The goal is to prevent the AI’s state (its accumulated understanding) from growing indefinitely, just like our brains don’t store every single fleeting thought with equal weight. Google’s research, hinted at in the Titans paper, suggests they’re at the forefront of developing these new architectures. While the exact details remain under wraps (cutting-edge tech papers are becoming less common), the direction is clear.

What does this mean for the future? The implications are huge.

Firstly, we could see vastly more capable and efficient AI models that can handle much longer and more complex interactions without needing constant resets. Imagine an AI that can truly learn and retain information across days, weeks, or even longer conversations, just like a human assistant would.

Secondly, there are exciting possibility of more valuable personalized models. If an AI has a virtually limitless context window, you could essentially educate your own instance, feeding it specific knowledge and experiences to make it uniquely tailored to your needs. This could even lead to a market for educated AI models.

The Creator 2023
We may find ourselves raising AI like our children to teach them (The Creator 2023).

Finally, subquadratic architectures could pave the way for more distributed AI. Currently, training large AI models requires massive centralized computing power due to the need for rapid communication between processing units. With architectures that can handle much larger chunks of computation before needing to communicate, the physical proximity of these units becomes less critical. This could democratize AI training, allowing for contributions from a wider range of sources.

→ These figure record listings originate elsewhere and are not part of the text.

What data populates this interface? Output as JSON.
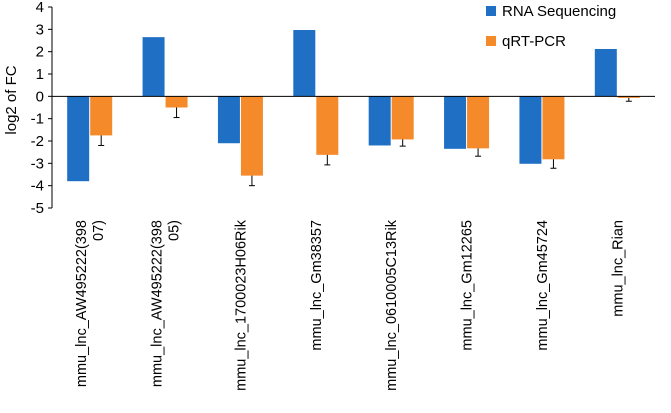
{
  "chart_data": {
    "type": "bar",
    "title": "",
    "xlabel": "",
    "ylabel": "log2 of FC",
    "ylim": [
      -5,
      4
    ],
    "yticks": [
      -5,
      -4,
      -3,
      -2,
      -1,
      0,
      1,
      2,
      3,
      4
    ],
    "grid": false,
    "legend_position": "top-right",
    "categories": [
      [
        "mmu_lnc_AW495222(398",
        "07)"
      ],
      [
        "mmu_lnc_AW495222(398",
        "05)"
      ],
      [
        "mmu_lnc_1700023H06Rik"
      ],
      [
        "mmu_lnc_Gm38357"
      ],
      [
        "mmu_lnc_0610005C13Rik"
      ],
      [
        "mmu_lnc_Gm12265"
      ],
      [
        "mmu_lnc_Gm45724"
      ],
      [
        "mmu_lnc_Rian"
      ]
    ],
    "series": [
      {
        "name": "RNA Sequencing",
        "color": "#1F6FC5",
        "values": [
          -3.8,
          2.65,
          -2.1,
          2.97,
          -2.2,
          -2.35,
          -3.02,
          2.12
        ],
        "errors": null
      },
      {
        "name": "qRT-PCR",
        "color": "#F58A2A",
        "values": [
          -1.75,
          -0.5,
          -3.55,
          -2.62,
          -1.93,
          -2.33,
          -2.82,
          -0.07
        ],
        "errors": [
          0.45,
          0.45,
          0.45,
          0.45,
          0.3,
          0.35,
          0.4,
          0.15
        ]
      }
    ]
  }
}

I predict a significant shift within the next couple of years. By the end of 2025, every major player is expected to be working on subquadratic foundation models, and by the end of the following year, Transformer models could become largely a thing of the past.

So, just like we eventually traded in our clunky old phones for smarter, more efficient devices, the AI landscape is poised for a major upgrade. Subquadratic architectures aren’t just a minor improvement; they represent a fundamental rethinking of how AI processes information, promising a future of more capable, personalized, and potentially more distributed artificial intelligence.